It turned out that there was more to Radiohead's Kid A than what first met fans’ ears in 2000. And it turned out to be a little closer to what people who complained about all of Kid A’s electronic clatter wanted. Sort of. Amnesiac was recorded during the same sessions as Kid A, sounded a lot like Kid A and was even referred to as Kid B by critics and fans. But Amnesiac, Radiohead’s fifth album, is not a collection of leftovers. Rather, the record, which was released June 5, 2001, is more like a sequel, but with more aggressive music and a more conventional mainframe housing its ideas.

Radiohead had more than enough tracks for their follow-up to 1997’s OK Computer and at first planned to release the cuts left off of Kid A – songs that downplayed the electronic elements, a bit, for occasional guitar and more traditional compositions – as a series of EPs.
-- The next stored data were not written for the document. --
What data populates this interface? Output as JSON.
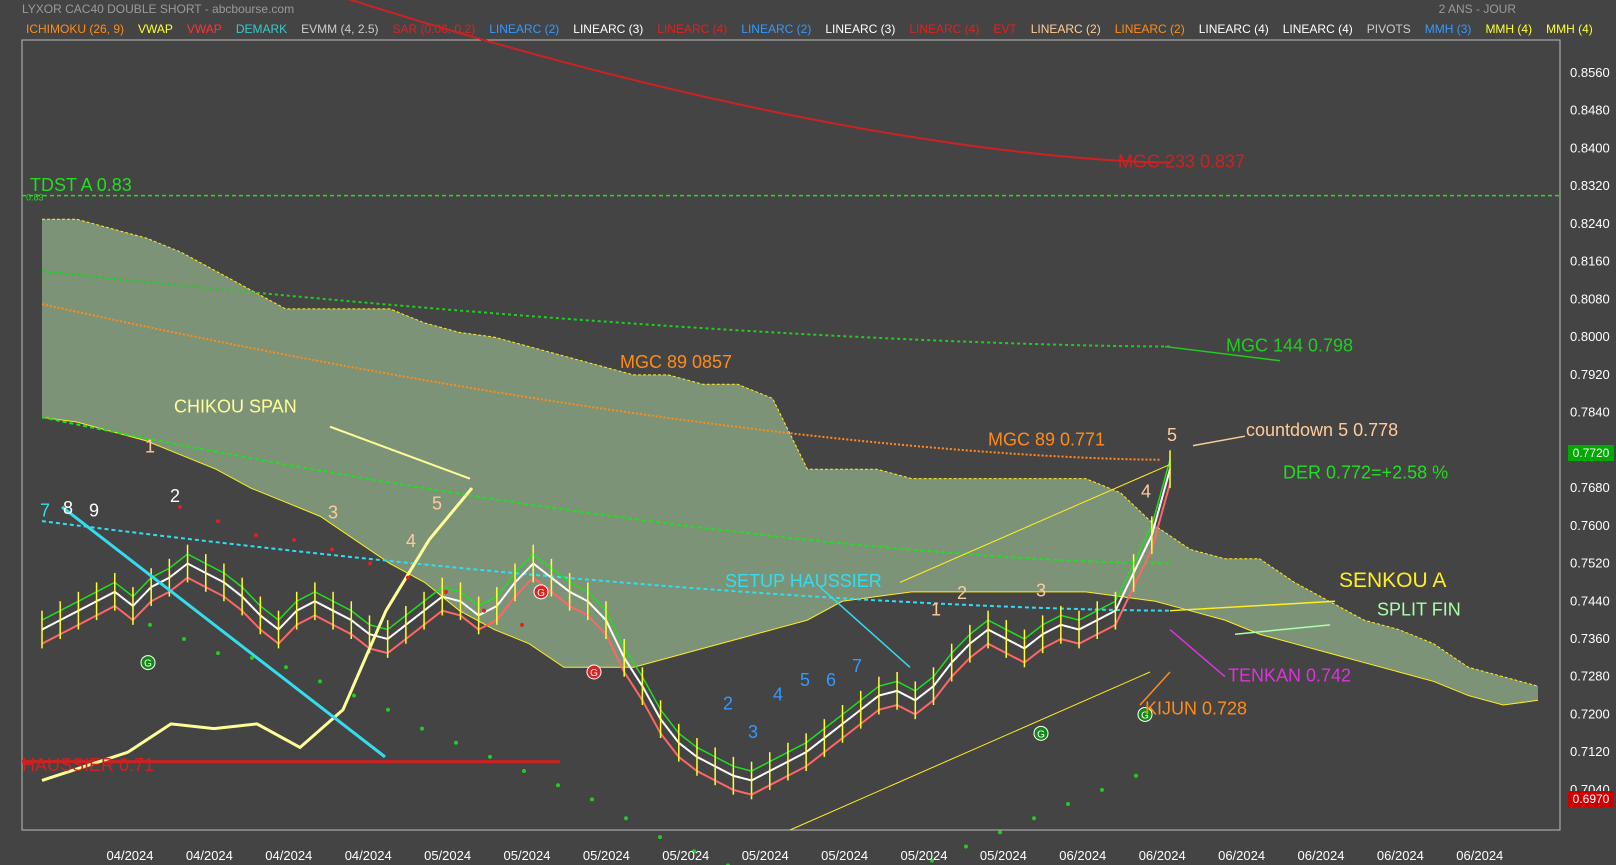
{
  "header": {
    "title": "LYXOR CAC40 DOUBLE SHORT - abcbourse.com",
    "period": "2 ANS - JOUR"
  },
  "legend": [
    {
      "label": "ICHIMOKU (26, 9)",
      "color": "#ff8c1a"
    },
    {
      "label": "VWAP",
      "color": "#ffff33"
    },
    {
      "label": "VWAP",
      "color": "#ff3333"
    },
    {
      "label": "DEMARK",
      "color": "#33cccc"
    },
    {
      "label": "EVMM (4, 2.5)",
      "color": "#cccccc"
    },
    {
      "label": "SAR (0.06, 0.2)",
      "color": "#dd2222"
    },
    {
      "label": "LINEARC (2)",
      "color": "#3399ff"
    },
    {
      "label": "LINEARC (3)",
      "color": "#ffffff"
    },
    {
      "label": "LINEARC (4)",
      "color": "#dd2222"
    },
    {
      "label": "LINEARC (2)",
      "color": "#3399ff"
    },
    {
      "label": "LINEARC (3)",
      "color": "#ffffff"
    },
    {
      "label": "LINEARC (4)",
      "color": "#dd2222"
    },
    {
      "label": "EVT",
      "color": "#dd2222"
    },
    {
      "label": "LINEARC (2)",
      "color": "#ffcc99"
    },
    {
      "label": "LINEARC (2)",
      "color": "#ff8c1a"
    },
    {
      "label": "LINEARC (4)",
      "color": "#ffffff"
    },
    {
      "label": "LINEARC (4)",
      "color": "#ffffff"
    },
    {
      "label": "PIVOTS",
      "color": "#cccccc"
    },
    {
      "label": "MMH (3)",
      "color": "#3399ff"
    },
    {
      "label": "MMH (4)",
      "color": "#ffff33"
    },
    {
      "label": "MMH (4)",
      "color": "#ffff33"
    }
  ],
  "price_badges": {
    "current": "0.7720",
    "current_color": "#00aa00",
    "low": "0.6970",
    "low_color": "#cc0000"
  },
  "chart_data": {
    "type": "line",
    "y_axis_ticks": [
      0.856,
      0.848,
      0.84,
      0.832,
      0.824,
      0.816,
      0.808,
      0.8,
      0.792,
      0.784,
      0.776,
      0.768,
      0.76,
      0.752,
      0.744,
      0.736,
      0.728,
      0.72,
      0.712,
      0.704
    ],
    "y_tick_labels": [
      "0.8560",
      "0.8480",
      "0.8400",
      "0.8320",
      "0.8240",
      "0.8160",
      "0.8080",
      "0.8000",
      "0.7920",
      "0.7840",
      "0.7760",
      "0.7680",
      "0.7600",
      "0.7520",
      "0.7440",
      "0.7360",
      "0.7280",
      "0.7200",
      "0.7120",
      "0.7040"
    ],
    "ylim": [
      0.6955,
      0.863
    ],
    "x_tick_labels": [
      "04/2024",
      "04/2024",
      "04/2024",
      "04/2024",
      "05/2024",
      "05/2024",
      "05/2024",
      "05/2024",
      "05/2024",
      "05/2024",
      "05/2024",
      "05/2024",
      "06/2024",
      "06/2024",
      "06/2024",
      "06/2024",
      "06/2024",
      "06/2024"
    ],
    "grid": false,
    "close": [
      0.738,
      0.74,
      0.742,
      0.744,
      0.746,
      0.743,
      0.747,
      0.749,
      0.752,
      0.75,
      0.748,
      0.745,
      0.741,
      0.738,
      0.742,
      0.744,
      0.742,
      0.74,
      0.737,
      0.736,
      0.739,
      0.742,
      0.745,
      0.744,
      0.741,
      0.743,
      0.748,
      0.752,
      0.749,
      0.746,
      0.744,
      0.74,
      0.732,
      0.726,
      0.719,
      0.714,
      0.711,
      0.709,
      0.707,
      0.706,
      0.708,
      0.71,
      0.712,
      0.715,
      0.718,
      0.721,
      0.724,
      0.725,
      0.723,
      0.726,
      0.731,
      0.735,
      0.738,
      0.736,
      0.734,
      0.737,
      0.739,
      0.738,
      0.74,
      0.742,
      0.75,
      0.758,
      0.772
    ],
    "cloud_upper": [
      0.825,
      0.825,
      0.823,
      0.821,
      0.818,
      0.814,
      0.81,
      0.806,
      0.806,
      0.806,
      0.806,
      0.803,
      0.801,
      0.8,
      0.798,
      0.796,
      0.794,
      0.792,
      0.792,
      0.79,
      0.79,
      0.787,
      0.772,
      0.772,
      0.772,
      0.77,
      0.77,
      0.77,
      0.77,
      0.77,
      0.77,
      0.767,
      0.76,
      0.755,
      0.753,
      0.753,
      0.748,
      0.744,
      0.74,
      0.738,
      0.735,
      0.73,
      0.728,
      0.726
    ],
    "cloud_lower": [
      0.783,
      0.782,
      0.78,
      0.778,
      0.775,
      0.772,
      0.768,
      0.765,
      0.762,
      0.757,
      0.752,
      0.748,
      0.742,
      0.738,
      0.735,
      0.73,
      0.73,
      0.73,
      0.732,
      0.734,
      0.736,
      0.738,
      0.74,
      0.744,
      0.745,
      0.746,
      0.746,
      0.746,
      0.746,
      0.746,
      0.746,
      0.745,
      0.744,
      0.742,
      0.74,
      0.737,
      0.735,
      0.733,
      0.731,
      0.729,
      0.727,
      0.724,
      0.722,
      0.723
    ],
    "series": [
      {
        "name": "MGC 233",
        "value": 0.837
      },
      {
        "name": "MGC 144",
        "value": 0.798
      },
      {
        "name": "MGC 89",
        "value": 0.771
      },
      {
        "name": "TENKAN",
        "value": 0.742
      },
      {
        "name": "KIJUN",
        "value": 0.728
      },
      {
        "name": "TDST A",
        "value": 0.83
      },
      {
        "name": "TDST B",
        "value": 0.71
      }
    ],
    "annotations": {
      "tdst_a": "TDST A 0.83",
      "tdst_a_small": "0.83",
      "tdst_b": "HAUSSIER 0.71",
      "mgc233": "MGC 233 0.837",
      "mgc144": "MGC 144 0.798",
      "mgc89_upper": "MGC 89 0857",
      "mgc89": "MGC 89 0.771",
      "chikou": "CHIKOU SPAN",
      "countdown": "countdown 5 0.778",
      "der": "DER 0.772=+2.58 %",
      "setup": "SETUP HAUSSIER",
      "senkou": "SENKOU A",
      "split": "SPLIT FIN",
      "tenkan": "TENKAN 0.742",
      "kijun": "KIJUN 0.728"
    },
    "demark_counts": [
      "1",
      "2",
      "3",
      "4",
      "5",
      "1",
      "2",
      "3",
      "4",
      "5",
      "2",
      "3",
      "4",
      "5",
      "6",
      "7",
      "7",
      "8",
      "9"
    ],
    "signal_markers": [
      "G",
      "G",
      "G",
      "G",
      "G"
    ]
  },
  "colors": {
    "background": "#444444",
    "cloud": "#8fae88",
    "tdst_a": "#22dd22",
    "tdst_b": "#cc2222",
    "mgc233": "#cc2222",
    "mgc144": "#22cc22",
    "mgc89": "#ff8c1a",
    "tenkan": "#dd33dd",
    "kijun": "#ff8c1a",
    "chikou": "#ffff99",
    "setup": "#33ddee",
    "senkou": "#ffee22",
    "split": "#aaffaa",
    "countdown": "#ffcc99",
    "der": "#22dd22"
  }
}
Instead, Amnesiac followed Kid A by eight months, marking one of the most remarkable and fertile periods in the history of indie rock.
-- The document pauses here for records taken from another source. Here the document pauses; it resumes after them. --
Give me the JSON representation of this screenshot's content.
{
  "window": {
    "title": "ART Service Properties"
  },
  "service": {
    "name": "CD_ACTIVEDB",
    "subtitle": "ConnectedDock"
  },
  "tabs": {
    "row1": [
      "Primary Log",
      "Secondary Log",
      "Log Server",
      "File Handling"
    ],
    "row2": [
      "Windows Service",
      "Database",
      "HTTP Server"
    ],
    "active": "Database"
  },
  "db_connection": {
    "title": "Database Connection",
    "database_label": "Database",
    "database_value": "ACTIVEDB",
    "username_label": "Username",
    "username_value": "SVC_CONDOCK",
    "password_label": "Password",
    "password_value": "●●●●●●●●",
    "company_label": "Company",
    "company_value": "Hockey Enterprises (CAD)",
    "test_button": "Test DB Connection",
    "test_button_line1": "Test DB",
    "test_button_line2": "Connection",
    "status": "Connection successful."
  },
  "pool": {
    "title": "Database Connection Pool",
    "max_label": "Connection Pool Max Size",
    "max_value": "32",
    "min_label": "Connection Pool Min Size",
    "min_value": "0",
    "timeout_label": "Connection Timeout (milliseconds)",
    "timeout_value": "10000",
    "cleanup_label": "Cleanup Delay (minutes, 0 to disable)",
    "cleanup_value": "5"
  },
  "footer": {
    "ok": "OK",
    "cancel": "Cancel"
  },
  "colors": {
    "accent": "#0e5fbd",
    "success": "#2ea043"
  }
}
At the time, Thom Yorke called Amnesiac an “explanation” of Kid A. He also referred to it as “another take” on the original, which comes closer to defining its purpose. There’s no doubt the two albums belong together, and there’s also no question that Amnesiac is designed to be the less discordant of the two albums. But each stands on its own -- maybe Amnesiac more than Kid A. It’s all relative anyway. Tracks like "Pyramid Song," "I Might Be Wrong" and "Knives Out" extend Kid A’s worldview and are among Radiohead’s best songs.

Amnesiac reached No. 2 and went gold. (Just to keep the comparisons going, Kid A went to No. 1 and sold more than a million copies.) After their creative breakthrough with The Bends, Radiohead pretty much stopped being a singles band, so it’s no surprise that only "I Might Be Wrong" had any sort of radio or chart presence, barely cracking the Modern Rock Top 30. When the band returned two years later with "Hail to the Thief," the guitars were back, in small doses, and the band found a way to spread Kid A / Amnesiac’s futurism to more standard outlets. And how to become alt-rock’s most important band of the past 20 years.